Chester, opposite Oak Island, was founded by New England families in the 1750s and is now a popular summer resort. Walking its tree-shrouded lanes and quiet, narrow streets, we couldn't find a house or even a store built after 1900. However, one resident who came out to our boat for a drink complained that the harbor was filling with modern fiberglass boats and had become a "forest of aluminum masts."And in the village itself, he said, some unspeakable person was even proposing to build a condominium.
The thousands of islands we sailed among and avoided with the help of loran -- the boat grazed only one rocky shelf and went briefly and harmlessly aground on another -- were more barren than the islands of Maine. And there were more shipwrecks. The weathered ribs of ships lay on the bouldered shores like skeletons of cattle in the desert.
We searched unsuccessfully for whales; humpback, giant fin and small minke whales are common along the coast, but apparently appear, like Canadian yachtsmen and swimmers, only later in the summer when the water warms up. But in almost every bay, seals were as common and inquisitive as dogs, and barked as loudly. The return crew spotted dolphins, and had flying fish land on the deck. And we all saw bald eagles.
When we reached the Bras d'Or Lake, we anchored within 50 yards of an eagle's aerie. Three of the usually shy birds sat by their nest in a tall fir tree and majestically ignored us as we rowed the dinghy ashore to explore.
More common were the Wilson's storm petrels, which followed the boat like giant swallows for much of our stormy trip up the coast, as did kittiwakes, magnificent gliding shearwaters and thousands of guillemots, eiders and other sea ducks, which could be seen bobbing on almost every wave.
One night we steamed giant four-pound Canadian lobsters in a huge pot of seaweed and seawater on the wood stove. Nova Scotia lobsters can weigh as much as 30 pounds (it is illegal to catch such large ones in U.S. waters).
Not all our touring was by water. When we reached the capital of Halifax, some of our incoming crew, initially put off by rough seas in the harbor, rented a car.
They drove up toward Cape Breton Island along winding coastal roads -- Canada's "Lighthouse Route," past seemingly endless historic lighthouses -- usually meeting us at night in harbors, to supper and sleep aboard.

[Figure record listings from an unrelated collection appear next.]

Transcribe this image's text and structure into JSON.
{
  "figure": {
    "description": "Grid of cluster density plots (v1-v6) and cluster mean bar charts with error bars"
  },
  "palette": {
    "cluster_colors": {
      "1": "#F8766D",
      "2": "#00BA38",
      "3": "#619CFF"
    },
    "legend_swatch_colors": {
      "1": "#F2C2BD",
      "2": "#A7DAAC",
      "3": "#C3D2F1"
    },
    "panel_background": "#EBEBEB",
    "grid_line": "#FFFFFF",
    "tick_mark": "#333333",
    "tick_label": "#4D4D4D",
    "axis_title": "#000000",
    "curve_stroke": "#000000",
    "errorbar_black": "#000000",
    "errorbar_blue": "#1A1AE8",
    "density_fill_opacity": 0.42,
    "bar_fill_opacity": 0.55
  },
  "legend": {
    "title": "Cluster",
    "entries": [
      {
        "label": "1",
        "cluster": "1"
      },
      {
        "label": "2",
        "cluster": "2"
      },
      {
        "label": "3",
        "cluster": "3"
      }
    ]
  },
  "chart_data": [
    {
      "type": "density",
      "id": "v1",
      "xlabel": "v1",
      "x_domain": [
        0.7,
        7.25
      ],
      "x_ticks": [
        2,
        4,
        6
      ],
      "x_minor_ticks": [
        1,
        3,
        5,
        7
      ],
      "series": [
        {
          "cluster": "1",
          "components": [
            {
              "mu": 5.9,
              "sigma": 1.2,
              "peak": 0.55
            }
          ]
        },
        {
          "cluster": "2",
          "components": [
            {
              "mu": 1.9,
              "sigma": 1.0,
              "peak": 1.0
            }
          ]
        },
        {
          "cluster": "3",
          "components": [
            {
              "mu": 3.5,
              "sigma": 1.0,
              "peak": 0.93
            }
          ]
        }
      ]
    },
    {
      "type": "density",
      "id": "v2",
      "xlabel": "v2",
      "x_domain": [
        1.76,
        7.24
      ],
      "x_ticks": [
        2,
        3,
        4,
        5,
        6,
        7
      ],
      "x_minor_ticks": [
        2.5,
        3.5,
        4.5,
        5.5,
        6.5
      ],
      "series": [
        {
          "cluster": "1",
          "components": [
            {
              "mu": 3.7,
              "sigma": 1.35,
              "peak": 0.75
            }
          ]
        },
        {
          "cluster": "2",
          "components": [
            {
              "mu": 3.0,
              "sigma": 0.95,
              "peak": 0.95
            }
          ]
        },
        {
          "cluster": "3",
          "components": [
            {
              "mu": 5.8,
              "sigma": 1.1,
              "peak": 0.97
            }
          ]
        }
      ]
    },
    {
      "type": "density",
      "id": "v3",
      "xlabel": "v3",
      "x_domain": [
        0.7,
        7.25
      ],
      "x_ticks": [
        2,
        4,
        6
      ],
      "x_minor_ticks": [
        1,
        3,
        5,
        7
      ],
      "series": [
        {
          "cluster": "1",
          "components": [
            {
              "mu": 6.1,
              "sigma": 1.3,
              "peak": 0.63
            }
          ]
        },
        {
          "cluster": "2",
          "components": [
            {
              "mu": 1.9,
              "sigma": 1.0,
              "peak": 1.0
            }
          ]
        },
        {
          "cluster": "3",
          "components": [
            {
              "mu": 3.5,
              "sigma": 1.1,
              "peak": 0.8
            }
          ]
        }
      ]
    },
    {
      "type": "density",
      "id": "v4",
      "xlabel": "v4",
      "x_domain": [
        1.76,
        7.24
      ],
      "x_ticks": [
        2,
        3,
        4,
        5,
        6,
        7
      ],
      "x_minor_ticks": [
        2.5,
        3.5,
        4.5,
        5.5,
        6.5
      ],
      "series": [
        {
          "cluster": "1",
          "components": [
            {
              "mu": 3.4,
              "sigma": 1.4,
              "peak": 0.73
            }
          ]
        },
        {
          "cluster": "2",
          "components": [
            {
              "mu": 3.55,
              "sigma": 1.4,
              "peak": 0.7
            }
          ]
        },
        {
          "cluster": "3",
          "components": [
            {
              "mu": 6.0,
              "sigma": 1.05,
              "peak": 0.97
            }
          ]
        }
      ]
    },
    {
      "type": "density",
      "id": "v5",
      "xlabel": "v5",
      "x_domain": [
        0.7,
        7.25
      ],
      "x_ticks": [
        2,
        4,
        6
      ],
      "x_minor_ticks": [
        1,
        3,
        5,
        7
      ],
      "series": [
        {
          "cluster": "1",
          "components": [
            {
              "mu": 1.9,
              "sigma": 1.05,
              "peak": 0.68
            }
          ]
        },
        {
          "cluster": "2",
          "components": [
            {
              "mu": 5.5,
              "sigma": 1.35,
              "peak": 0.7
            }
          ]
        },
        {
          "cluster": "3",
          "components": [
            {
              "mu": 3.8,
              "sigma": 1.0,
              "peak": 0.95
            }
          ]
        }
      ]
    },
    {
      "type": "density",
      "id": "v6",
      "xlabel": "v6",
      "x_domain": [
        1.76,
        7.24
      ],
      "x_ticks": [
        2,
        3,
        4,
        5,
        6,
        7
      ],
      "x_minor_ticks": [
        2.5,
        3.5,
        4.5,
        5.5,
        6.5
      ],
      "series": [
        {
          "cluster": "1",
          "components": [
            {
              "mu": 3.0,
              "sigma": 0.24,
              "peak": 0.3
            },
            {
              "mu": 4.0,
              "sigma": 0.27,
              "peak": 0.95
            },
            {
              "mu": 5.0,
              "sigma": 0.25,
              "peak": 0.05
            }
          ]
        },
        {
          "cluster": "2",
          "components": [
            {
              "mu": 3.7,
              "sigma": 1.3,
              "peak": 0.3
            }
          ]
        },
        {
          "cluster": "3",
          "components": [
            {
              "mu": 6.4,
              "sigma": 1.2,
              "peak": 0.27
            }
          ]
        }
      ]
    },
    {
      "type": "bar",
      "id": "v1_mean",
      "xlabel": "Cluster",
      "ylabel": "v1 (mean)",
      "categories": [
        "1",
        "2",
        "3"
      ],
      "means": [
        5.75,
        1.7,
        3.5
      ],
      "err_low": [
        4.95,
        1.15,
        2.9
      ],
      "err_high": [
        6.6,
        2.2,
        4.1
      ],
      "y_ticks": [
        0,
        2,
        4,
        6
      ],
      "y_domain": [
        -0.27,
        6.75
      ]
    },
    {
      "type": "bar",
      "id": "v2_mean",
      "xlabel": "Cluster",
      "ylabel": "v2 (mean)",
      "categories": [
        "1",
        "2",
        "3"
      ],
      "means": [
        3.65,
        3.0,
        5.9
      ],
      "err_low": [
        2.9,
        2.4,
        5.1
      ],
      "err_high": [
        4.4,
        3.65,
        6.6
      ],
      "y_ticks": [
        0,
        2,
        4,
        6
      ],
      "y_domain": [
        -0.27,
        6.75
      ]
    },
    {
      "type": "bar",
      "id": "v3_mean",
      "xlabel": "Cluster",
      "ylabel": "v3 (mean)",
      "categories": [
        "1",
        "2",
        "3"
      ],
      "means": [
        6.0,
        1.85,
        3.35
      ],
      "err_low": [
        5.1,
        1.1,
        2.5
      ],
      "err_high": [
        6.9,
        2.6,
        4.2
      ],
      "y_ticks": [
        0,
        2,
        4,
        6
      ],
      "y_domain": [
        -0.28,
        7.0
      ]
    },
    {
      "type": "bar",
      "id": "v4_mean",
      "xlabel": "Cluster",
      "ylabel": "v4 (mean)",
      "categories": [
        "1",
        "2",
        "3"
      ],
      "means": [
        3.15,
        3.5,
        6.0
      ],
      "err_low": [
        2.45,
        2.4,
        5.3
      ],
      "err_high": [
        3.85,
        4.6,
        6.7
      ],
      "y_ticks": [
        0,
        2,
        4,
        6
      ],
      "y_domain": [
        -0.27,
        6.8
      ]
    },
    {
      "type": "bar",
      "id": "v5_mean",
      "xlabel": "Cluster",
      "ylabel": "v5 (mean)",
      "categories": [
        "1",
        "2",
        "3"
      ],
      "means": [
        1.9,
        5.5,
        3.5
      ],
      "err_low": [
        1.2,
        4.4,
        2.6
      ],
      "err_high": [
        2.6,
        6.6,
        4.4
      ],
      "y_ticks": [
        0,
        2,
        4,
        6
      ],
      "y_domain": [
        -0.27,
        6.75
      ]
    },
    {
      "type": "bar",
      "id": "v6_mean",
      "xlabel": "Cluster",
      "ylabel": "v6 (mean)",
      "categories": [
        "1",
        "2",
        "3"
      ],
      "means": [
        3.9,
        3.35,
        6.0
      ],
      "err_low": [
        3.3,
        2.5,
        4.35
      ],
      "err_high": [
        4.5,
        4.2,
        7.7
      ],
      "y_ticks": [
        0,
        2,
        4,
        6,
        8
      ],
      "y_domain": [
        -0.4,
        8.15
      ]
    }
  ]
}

We encountered several large freighters and container ships going in and out of the deep Halifax harbor, many bound for U.S. ports with lumber, newsprint and fish. The talk on the marine radio for the two days we were there was of the Soviet satellite-tracking ship that entered the harbor with us. According to our nautical informants -- the marine radio is like an old-fashioned party line where you can listen to your neighbors' conversations -- the Soviet ship apparently paid an emergency visit to Halifax when a woman member of its crew died following a miscarriage.
The major town on the 450-square-mile Bras d'Or Lake, and the turn-around town of our trip, was Baddeck. It is best known as the summer home of Alexander Graham Bell, the Scot who summered there for decades and died there. A national museum there is devoted to Bell, who is considered something of an adopted son by Canada, even though he wintered and did most of his experiments in the United States. But he migrated to Nova Scotia in the summer, because he said it reminded him of Scotland.
Our migration was perhaps too early in the season -- we were the first U.S. sailboat to enter St. Peters' gates -- since the weather and water were cold and some marinas had not yet opened for the season.
But like Bell, once in the calm, sunny Bras d'Or, we hated to leave. Going out St. Peters' gates, with the ocean foaming outside and the prospect of bucking the wind back down the wild coast, was like being expelled from heaven. But then the crew changed and we flew back to Boston.
The crossing of the turbulent Bay of Fundy actually only took five minutes.